Archives of Support Questions (Read Only)

This is an archived board for historical reference. Information and links may no longer be available or relevant
Announcements
This board is archived and read-only for historical reference. To ask a new question, please post a new topic on the appropriate active board.

Concern about Replication when Scheduled NameNode Maintenance

avatar
Expert Contributor

CentOS 6.6
CDH 5.1.2


I would like to take down a DataNode temporary (say, for 24 hours). Some questions:

 

  1. For normally replicated blocks (target replication factor=3), can I disable HDFS to automatically re-replicate those blocks? 
  2. For un-replicated blocks (replication factor=1), can I do anything to pre-relocate those blocks in case they are in the DataNode to be taken down?
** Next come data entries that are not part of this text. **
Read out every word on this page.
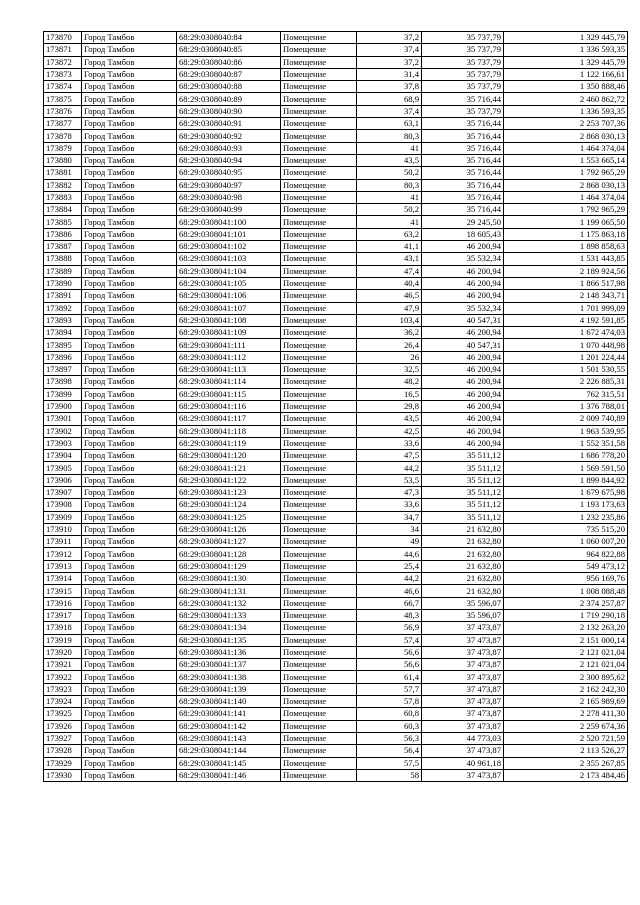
173870	Город Тамбов	68:29:0308040:84	Помещение	37,2	35 737,79	1 329 445,79
173871	Город Тамбов	68:29:0308040:85	Помещение	37,4	35 737,79	1 336 593,35
173872	Город Тамбов	68:29:0308040:86	Помещение	37,2	35 737,79	1 329 445,79
173873	Город Тамбов	68:29:0308040:87	Помещение	31,4	35 737,79	1 122 166,61
173874	Город Тамбов	68:29:0308040:88	Помещение	37,8	35 737,79	1 350 888,46
173875	Город Тамбов	68:29:0308040:89	Помещение	68,9	35 716,44	2 460 862,72
173876	Город Тамбов	68:29:0308040:90	Помещение	37,4	35 737,79	1 336 593,35
173877	Город Тамбов	68:29:0308040:91	Помещение	63,1	35 716,44	2 253 707,36
173878	Город Тамбов	68:29:0308040:92	Помещение	80,3	35 716,44	2 868 030,13
173879	Город Тамбов	68:29:0308040:93	Помещение	41	35 716,44	1 464 374,04
173880	Город Тамбов	68:29:0308040:94	Помещение	43,5	35 716,44	1 553 665,14
173881	Город Тамбов	68:29:0308040:95	Помещение	50,2	35 716,44	1 792 965,29
173882	Город Тамбов	68:29:0308040:97	Помещение	80,3	35 716,44	2 868 030,13
173883	Город Тамбов	68:29:0308040:98	Помещение	41	35 716,44	1 464 374,04
173884	Город Тамбов	68:29:0308040:99	Помещение	50,2	35 716,44	1 792 965,29
173885	Город Тамбов	68:29:0308041:100	Помещение	41	29 245,50	1 199 065,50
173886	Город Тамбов	68:29:0308041:101	Помещение	63,2	18 605,43	1 175 863,18
173887	Город Тамбов	68:29:0308041:102	Помещение	41,1	46 200,94	1 898 858,63
173888	Город Тамбов	68:29:0308041:103	Помещение	43,1	35 532,34	1 531 443,85
173889	Город Тамбов	68:29:0308041:104	Помещение	47,4	46 200,94	2 189 924,56
173890	Город Тамбов	68:29:0308041:105	Помещение	40,4	46 200,94	1 866 517,98
173891	Город Тамбов	68:29:0308041:106	Помещение	46,5	46 200,94	2 148 343,71
173892	Город Тамбов	68:29:0308041:107	Помещение	47,9	35 532,34	1 701 999,09
173893	Город Тамбов	68:29:0308041:108	Помещение	103,4	40 547,31	4 192 591,85
173894	Город Тамбов	68:29:0308041:109	Помещение	36,2	46 200,94	1 672 474,03
173895	Город Тамбов	68:29:0308041:111	Помещение	26,4	40 547,31	1 070 448,98
173896	Город Тамбов	68:29:0308041:112	Помещение	26	46 200,94	1 201 224,44
173897	Город Тамбов	68:29:0308041:113	Помещение	32,5	46 200,94	1 501 530,55
173898	Город Тамбов	68:29:0308041:114	Помещение	48,2	46 200,94	2 226 885,31
173899	Город Тамбов	68:29:0308041:115	Помещение	16,5	46 200,94	762 315,51
173900	Город Тамбов	68:29:0308041:116	Помещение	29,8	46 200,94	1 376 788,01
173901	Город Тамбов	68:29:0308041:117	Помещение	43,5	46 200,94	2 009 740,89
173902	Город Тамбов	68:29:0308041:118	Помещение	42,5	46 200,94	1 963 539,95
173903	Город Тамбов	68:29:0308041:119	Помещение	33,6	46 200,94	1 552 351,58
173904	Город Тамбов	68:29:0308041:120	Помещение	47,5	35 511,12	1 686 778,20
173905	Город Тамбов	68:29:0308041:121	Помещение	44,2	35 511,12	1 569 591,50
173906	Город Тамбов	68:29:0308041:122	Помещение	53,5	35 511,12	1 899 844,92
173907	Город Тамбов	68:29:0308041:123	Помещение	47,3	35 511,12	1 679 675,98
173908	Город Тамбов	68:29:0308041:124	Помещение	33,6	35 511,12	1 193 173,63
173909	Город Тамбов	68:29:0308041:125	Помещение	34,7	35 511,12	1 232 235,86
173910	Город Тамбов	68:29:0308041:126	Помещение	34	21 632,80	735 515,20
173911	Город Тамбов	68:29:0308041:127	Помещение	49	21 632,80	1 060 007,20
173912	Город Тамбов	68:29:0308041:128	Помещение	44,6	21 632,80	964 822,88
173913	Город Тамбов	68:29:0308041:129	Помещение	25,4	21 632,80	549 473,12
173914	Город Тамбов	68:29:0308041:130	Помещение	44,2	21 632,80	956 169,76
173915	Город Тамбов	68:29:0308041:131	Помещение	46,6	21 632,80	1 008 088,48
173916	Город Тамбов	68:29:0308041:132	Помещение	66,7	35 596,07	2 374 257,87
173917	Город Тамбов	68:29:0308041:133	Помещение	48,3	35 596,07	1 719 290,18
173918	Город Тамбов	68:29:0308041:134	Помещение	56,9	37 473,87	2 132 263,20
173919	Город Тамбов	68:29:0308041:135	Помещение	57,4	37 473,87	2 151 000,14
173920	Город Тамбов	68:29:0308041:136	Помещение	56,6	37 473,87	2 121 021,04
173921	Город Тамбов	68:29:0308041:137	Помещение	56,6	37 473,87	2 121 021,04
173922	Город Тамбов	68:29:0308041:138	Помещение	61,4	37 473,87	2 300 895,62
173923	Город Тамбов	68:29:0308041:139	Помещение	57,7	37 473,87	2 162 242,30
173924	Город Тамбов	68:29:0308041:140	Помещение	57,8	37 473,87	2 165 989,69
173925	Город Тамбов	68:29:0308041:141	Помещение	60,8	37 473,87	2 278 411,30
173926	Город Тамбов	68:29:0308041:142	Помещение	60,3	37 473,87	2 259 674,36
173927	Город Тамбов	68:29:0308041:143	Помещение	56,3	44 773,03	2 520 721,59
173928	Город Тамбов	68:29:0308041:144	Помещение	56,4	37 473,87	2 113 526,27
173929	Город Тамбов	68:29:0308041:145	Помещение	57,5	40 961,18	2 355 267,85
173930	Город Тамбов	68:29:0308041:146	Помещение	58	37 473,87	2 173 484,46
Understand I risk data loss. But those were not critical data anyway.

 

Thanks.

1 ACCEPTED SOLUTION

avatar
Mentor
For (1), the answer right now is no. Once the dead node detection occurs, NameNode will swiftly act at re-replicating the identified lost replicas. There's something along the lines of what you need being worked upon upstream via https://issues.apache.org/jira/browse/HDFS-7877 but the work is still in progress and will only arrive in a future undetermined CDH release.

For (2), you can hunt such files with replication factor of 1 and raise them to 2 and wait for under-replication count to reach 0 before you take the DN down. The change of replication factor is doable by the command 'hadoop fs -setrep'.

View solution in original post

1 REPLY 1

avatar
Mentor
For (1), the answer right now is no. Once the dead node detection occurs, NameNode will swiftly act at re-replicating the identified lost replicas. There's something along the lines of what you need being worked upon upstream via https://issues.apache.org/jira/browse/HDFS-7877 but the work is still in progress and will only arrive in a future undetermined CDH release.

For (2), you can hunt such files with replication factor of 1 and raise them to 2 and wait for under-replication count to reach 0 before you take the DN down. The change of replication factor is doable by the command 'hadoop fs -setrep'.